ACEP further recommended that: “To check the deliberate use of oil revenue for debt servicing at the expense of public investments, the regulations to the PRMA should be passed to define rules for capping the Ghana Stabilization Fund (GSF). This will bring clarity to the basis for capping and remove perceived discretionary powers of the Minister in the treatment of oil revenues and the GSF.

“To prevent encumbrances of unutilized ABFA, the Ministry of Finance must ensure that existing infrastructure projects yet to be completed are adequately funded by the ABFA. Fully utilizing ABFA will prevent time and cost overruns of existing uncompleted projects.

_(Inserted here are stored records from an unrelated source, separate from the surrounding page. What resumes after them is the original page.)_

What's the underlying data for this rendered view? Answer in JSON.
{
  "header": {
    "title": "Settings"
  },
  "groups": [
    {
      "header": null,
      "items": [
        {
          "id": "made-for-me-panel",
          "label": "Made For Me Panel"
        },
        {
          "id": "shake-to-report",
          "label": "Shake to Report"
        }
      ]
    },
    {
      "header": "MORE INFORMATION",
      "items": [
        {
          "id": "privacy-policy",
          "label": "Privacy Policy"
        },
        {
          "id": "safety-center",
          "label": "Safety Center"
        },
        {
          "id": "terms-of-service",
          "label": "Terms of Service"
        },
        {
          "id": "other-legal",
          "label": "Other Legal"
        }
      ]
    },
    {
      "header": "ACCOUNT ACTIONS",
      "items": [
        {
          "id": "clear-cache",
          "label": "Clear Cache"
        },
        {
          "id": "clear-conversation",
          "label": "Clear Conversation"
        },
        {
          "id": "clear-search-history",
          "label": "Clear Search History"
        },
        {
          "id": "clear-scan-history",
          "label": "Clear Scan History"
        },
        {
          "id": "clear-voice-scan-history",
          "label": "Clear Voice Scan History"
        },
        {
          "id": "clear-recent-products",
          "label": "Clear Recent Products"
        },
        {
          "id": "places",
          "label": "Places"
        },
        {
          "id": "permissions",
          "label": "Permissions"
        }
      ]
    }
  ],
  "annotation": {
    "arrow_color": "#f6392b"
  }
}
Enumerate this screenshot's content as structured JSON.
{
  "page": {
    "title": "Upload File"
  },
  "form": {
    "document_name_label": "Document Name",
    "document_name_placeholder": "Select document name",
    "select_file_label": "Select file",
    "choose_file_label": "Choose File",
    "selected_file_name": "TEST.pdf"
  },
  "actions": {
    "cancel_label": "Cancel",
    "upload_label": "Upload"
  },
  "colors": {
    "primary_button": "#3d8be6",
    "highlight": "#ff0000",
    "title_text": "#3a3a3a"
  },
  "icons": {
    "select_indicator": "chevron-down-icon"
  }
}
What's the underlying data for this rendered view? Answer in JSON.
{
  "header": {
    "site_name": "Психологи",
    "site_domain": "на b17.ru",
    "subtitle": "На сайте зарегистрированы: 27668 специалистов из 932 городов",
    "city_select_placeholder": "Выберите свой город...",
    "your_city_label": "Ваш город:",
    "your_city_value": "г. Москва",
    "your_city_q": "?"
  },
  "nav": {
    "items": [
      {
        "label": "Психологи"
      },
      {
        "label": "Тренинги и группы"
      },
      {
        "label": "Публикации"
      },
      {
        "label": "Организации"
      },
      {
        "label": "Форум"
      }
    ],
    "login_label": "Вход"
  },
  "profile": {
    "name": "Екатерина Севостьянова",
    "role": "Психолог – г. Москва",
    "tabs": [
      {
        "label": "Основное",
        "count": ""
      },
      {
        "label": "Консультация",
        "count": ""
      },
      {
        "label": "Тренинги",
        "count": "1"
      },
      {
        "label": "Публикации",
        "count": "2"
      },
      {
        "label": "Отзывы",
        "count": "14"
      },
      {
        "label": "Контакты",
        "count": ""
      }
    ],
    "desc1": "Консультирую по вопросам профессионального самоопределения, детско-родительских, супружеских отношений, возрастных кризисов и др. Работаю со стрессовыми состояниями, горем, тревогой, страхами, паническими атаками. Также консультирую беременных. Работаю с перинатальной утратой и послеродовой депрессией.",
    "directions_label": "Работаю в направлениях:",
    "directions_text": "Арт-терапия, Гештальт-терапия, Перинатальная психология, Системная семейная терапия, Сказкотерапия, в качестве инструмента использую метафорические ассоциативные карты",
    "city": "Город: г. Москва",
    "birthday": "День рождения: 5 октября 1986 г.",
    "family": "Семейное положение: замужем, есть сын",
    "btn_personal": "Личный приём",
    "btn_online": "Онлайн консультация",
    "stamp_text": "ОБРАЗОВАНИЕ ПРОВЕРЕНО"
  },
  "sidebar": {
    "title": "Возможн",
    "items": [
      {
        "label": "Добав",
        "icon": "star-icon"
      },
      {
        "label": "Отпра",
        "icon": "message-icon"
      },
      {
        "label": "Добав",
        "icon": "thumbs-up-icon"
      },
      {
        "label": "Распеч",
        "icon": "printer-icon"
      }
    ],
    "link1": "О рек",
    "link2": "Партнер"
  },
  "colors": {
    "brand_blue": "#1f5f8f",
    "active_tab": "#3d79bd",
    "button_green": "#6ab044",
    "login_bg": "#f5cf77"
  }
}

“Linked to the proposed solution to prevent encumbrances on the ABFA is the need for detailed annual expenditure planning with clear timelines for projects under the priority areas. This must be published together with the budget to enable CSOs to track ABFA investments. ACEP proposes that the 2017 ABFA balance should be used to fund one major national project that all citizens can identify with.”